Thursday, March 28, 2013

First-World Problems

I was talking to a friend of mine a while ago about the problems he was having with his fleet of motor vehicles. He needed to charge the battery and change the oil on his motorcycle. He would need to get his RV ready for summer soon. The canopy on his boat had been crushed by the weight of snow over the winter, and would need to be replaced. His SUV was having some mechanical difficulties, and his wife's car was in the shop, too.

I'm in a very similar situation myself. I own two motorcycles, a '77 Yamaha XS750 that I'm rebuilding into a cafe racer, and a '09 Suzuki V-Strom 650 that is my "let's go exploring" bike. Spring is almost here, but neither bike is rideable at the moment. The Yamaha has been significantly disassembled during the rebuild process, and it will need a lot of work before it's ready to hit the streets again. The V-Strom is in much better shape, but it needs a new front sprocket, new wheel bearings, a new chain, and some work on the front tire (I can't get the bead to seat to save my life). Likewise, my Nissan Frontier is having some drive-line problems. It's running, but it's making some noises and is occasionally snatching when I'm in stop-and-go traffic. My wife's Ford F-150 is also acting up; she'll be taking it to the shop later today.

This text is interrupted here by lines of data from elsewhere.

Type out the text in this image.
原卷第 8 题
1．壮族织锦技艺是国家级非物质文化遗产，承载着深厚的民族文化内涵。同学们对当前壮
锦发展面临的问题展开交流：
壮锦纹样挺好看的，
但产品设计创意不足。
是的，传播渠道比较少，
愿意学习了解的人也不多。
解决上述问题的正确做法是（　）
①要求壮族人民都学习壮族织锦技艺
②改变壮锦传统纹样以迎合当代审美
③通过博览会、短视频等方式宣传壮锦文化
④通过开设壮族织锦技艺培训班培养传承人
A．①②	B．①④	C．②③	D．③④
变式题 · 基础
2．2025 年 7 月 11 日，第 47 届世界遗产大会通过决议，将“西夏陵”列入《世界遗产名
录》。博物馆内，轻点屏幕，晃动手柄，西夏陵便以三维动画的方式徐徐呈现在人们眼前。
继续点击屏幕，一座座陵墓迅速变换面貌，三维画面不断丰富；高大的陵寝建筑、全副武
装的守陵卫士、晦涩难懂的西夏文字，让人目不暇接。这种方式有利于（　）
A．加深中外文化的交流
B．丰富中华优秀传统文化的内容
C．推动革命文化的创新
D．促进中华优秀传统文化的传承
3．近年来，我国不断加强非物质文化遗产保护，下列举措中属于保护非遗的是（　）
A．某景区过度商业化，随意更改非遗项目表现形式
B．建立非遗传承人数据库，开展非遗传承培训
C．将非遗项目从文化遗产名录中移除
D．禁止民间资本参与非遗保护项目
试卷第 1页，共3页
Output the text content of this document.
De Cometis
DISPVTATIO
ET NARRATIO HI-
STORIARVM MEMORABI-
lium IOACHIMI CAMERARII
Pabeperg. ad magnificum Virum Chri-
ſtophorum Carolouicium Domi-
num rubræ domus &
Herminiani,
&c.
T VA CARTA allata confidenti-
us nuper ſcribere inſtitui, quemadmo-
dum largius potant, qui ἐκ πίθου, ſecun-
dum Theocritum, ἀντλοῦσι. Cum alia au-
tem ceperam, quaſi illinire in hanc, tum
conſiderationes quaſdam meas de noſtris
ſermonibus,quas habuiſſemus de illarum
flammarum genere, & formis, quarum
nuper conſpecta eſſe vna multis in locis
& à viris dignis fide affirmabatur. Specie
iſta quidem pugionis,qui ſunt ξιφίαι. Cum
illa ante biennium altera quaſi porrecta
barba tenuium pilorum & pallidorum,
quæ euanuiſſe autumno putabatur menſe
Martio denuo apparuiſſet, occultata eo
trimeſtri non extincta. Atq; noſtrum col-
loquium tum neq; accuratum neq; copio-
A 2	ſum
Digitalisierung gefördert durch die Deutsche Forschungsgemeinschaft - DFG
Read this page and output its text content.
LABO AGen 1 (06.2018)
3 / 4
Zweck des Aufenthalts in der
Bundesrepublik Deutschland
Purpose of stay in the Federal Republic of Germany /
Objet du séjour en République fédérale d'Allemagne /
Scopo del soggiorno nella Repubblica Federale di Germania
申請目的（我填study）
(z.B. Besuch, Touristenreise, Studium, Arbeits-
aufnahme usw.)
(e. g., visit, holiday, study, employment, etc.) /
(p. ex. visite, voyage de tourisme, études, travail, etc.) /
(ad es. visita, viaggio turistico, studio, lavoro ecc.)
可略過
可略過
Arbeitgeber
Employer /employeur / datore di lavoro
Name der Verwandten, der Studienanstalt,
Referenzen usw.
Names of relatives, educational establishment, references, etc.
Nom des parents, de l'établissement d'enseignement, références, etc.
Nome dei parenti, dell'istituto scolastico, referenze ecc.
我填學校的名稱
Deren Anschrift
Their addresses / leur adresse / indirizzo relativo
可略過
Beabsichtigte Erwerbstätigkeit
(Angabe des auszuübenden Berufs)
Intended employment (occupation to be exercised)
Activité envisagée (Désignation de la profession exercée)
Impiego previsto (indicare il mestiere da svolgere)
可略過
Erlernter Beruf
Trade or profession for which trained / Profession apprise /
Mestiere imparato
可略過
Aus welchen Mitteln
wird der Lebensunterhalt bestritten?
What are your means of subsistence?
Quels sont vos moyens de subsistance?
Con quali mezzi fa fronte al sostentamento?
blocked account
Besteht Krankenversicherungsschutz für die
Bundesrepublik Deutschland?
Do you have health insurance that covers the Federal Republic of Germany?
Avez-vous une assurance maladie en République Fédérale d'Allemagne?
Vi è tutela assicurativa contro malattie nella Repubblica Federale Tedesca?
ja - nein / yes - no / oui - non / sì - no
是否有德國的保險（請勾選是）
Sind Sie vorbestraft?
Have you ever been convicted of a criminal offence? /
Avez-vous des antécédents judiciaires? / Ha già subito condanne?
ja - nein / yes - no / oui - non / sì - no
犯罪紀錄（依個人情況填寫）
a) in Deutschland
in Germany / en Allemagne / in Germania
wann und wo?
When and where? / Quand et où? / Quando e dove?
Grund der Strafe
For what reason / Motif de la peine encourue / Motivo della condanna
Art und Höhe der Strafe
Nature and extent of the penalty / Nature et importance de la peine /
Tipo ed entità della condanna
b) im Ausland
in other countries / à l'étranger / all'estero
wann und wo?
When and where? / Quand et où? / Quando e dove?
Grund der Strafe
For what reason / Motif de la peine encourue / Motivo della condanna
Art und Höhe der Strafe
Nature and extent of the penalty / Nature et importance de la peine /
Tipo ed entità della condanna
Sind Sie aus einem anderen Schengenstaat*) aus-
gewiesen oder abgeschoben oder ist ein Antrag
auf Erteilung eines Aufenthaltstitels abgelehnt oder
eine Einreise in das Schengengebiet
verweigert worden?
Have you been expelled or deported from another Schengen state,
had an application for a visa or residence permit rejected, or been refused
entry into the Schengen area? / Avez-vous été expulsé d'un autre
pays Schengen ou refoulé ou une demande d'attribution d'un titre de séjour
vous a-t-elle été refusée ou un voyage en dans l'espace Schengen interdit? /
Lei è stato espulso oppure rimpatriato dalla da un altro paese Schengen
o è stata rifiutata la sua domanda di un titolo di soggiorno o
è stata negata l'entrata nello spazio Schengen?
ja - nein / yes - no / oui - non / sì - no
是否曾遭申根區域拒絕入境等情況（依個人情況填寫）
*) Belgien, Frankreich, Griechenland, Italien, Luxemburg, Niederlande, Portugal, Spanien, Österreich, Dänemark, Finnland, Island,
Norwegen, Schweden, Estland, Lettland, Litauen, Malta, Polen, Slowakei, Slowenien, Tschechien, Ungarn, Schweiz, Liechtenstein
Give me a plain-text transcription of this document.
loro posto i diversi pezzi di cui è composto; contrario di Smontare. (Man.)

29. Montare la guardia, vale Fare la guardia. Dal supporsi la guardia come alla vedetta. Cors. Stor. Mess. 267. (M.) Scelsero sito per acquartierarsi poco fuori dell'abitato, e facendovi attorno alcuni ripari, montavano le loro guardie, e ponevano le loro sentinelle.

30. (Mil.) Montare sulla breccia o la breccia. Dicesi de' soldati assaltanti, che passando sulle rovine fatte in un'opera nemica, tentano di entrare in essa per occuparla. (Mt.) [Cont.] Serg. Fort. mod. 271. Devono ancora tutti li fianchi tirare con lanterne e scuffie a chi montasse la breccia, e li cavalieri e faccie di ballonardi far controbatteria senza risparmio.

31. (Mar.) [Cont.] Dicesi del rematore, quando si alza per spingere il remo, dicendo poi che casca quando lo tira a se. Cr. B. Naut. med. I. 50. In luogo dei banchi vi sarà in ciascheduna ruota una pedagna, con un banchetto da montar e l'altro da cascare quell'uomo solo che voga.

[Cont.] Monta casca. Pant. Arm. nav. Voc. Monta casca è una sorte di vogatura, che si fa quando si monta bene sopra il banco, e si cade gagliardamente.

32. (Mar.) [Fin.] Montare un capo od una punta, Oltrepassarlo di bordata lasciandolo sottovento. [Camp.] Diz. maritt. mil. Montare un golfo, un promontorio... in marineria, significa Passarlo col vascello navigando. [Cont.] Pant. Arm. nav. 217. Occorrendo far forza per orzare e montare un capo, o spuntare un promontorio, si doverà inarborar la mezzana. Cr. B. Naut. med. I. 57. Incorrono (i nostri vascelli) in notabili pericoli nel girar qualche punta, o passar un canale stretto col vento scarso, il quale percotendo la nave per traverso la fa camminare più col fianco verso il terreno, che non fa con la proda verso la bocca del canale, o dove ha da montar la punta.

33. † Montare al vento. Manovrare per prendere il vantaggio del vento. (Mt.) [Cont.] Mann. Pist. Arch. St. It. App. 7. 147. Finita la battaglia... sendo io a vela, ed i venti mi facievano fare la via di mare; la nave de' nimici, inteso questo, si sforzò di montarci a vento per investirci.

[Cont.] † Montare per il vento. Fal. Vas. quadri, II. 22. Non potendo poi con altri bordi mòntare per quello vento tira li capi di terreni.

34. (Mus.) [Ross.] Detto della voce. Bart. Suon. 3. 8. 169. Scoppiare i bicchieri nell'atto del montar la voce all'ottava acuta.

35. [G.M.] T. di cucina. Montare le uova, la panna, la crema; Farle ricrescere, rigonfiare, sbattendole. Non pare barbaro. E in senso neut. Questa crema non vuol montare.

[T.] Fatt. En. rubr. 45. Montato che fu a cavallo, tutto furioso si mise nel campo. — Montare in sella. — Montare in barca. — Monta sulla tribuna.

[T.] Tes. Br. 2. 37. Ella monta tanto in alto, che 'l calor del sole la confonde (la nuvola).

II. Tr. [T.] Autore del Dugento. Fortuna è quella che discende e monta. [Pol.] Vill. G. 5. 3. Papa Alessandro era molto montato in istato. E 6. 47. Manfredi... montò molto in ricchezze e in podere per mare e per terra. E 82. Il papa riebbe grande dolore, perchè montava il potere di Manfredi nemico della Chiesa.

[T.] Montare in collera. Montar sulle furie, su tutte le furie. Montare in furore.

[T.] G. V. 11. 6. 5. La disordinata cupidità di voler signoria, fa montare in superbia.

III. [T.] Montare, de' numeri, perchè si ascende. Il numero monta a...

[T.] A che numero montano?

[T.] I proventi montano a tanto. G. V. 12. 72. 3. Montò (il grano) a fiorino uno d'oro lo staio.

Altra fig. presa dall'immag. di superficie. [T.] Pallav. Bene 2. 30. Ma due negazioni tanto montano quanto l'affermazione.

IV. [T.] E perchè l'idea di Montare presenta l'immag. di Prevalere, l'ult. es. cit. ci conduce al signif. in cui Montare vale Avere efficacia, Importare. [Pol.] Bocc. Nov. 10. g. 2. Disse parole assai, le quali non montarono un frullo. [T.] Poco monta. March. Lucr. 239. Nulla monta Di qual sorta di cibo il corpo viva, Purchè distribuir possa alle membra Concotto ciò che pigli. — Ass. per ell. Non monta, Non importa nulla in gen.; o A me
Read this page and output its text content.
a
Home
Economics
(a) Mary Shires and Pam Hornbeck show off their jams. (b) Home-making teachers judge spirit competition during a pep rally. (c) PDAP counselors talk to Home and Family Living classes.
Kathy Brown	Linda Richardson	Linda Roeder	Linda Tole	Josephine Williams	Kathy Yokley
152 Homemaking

After my friend finished his litany of mechanical gremlins, he kind of gave me a wry smile and made a comment about "First-world problems."

Yeah, we've got it tough, don't we? I currently own five motor vehicles, only one of which -- my wife's '77 CB750A -- is running properly right now. The repair bills to get the vehicles working again sure are adding up. Man, it totally sucks to be me...

Unless you're the child in Honduras with Pepsi bottles tied to your feet for shoes...

Or the mom in Somalia who has no idea how she is going to feed her five children today...

Or one of the children in Uganda who has been forced into either prostitution or the army by the LRA...

Or one of the babies in Mozambique who was left to die at the dump because his mom already has more children than she can support...

As I was griping about having to spend $200 on a new chain and sprockets for my V-Strom last night, it occurred to me just how lucky I am to have such problems. For those of you living in a modern, Western culture -- and if you're reading this blog, I can just about guarantee that that includes you by virtue of the fact that you are sitting at a computer in the first place -- congratulations! You are one of the wealthiest people in the world. If you are starting to feel frustrated by your circumstances, consider that your problems would probably be considered blessings by much of the rest of the world. After all, you won't need $200 worth of parts to get your motorcycle back on the road this spring, if you weren't wealthy enough to own a motorcycle in the first place.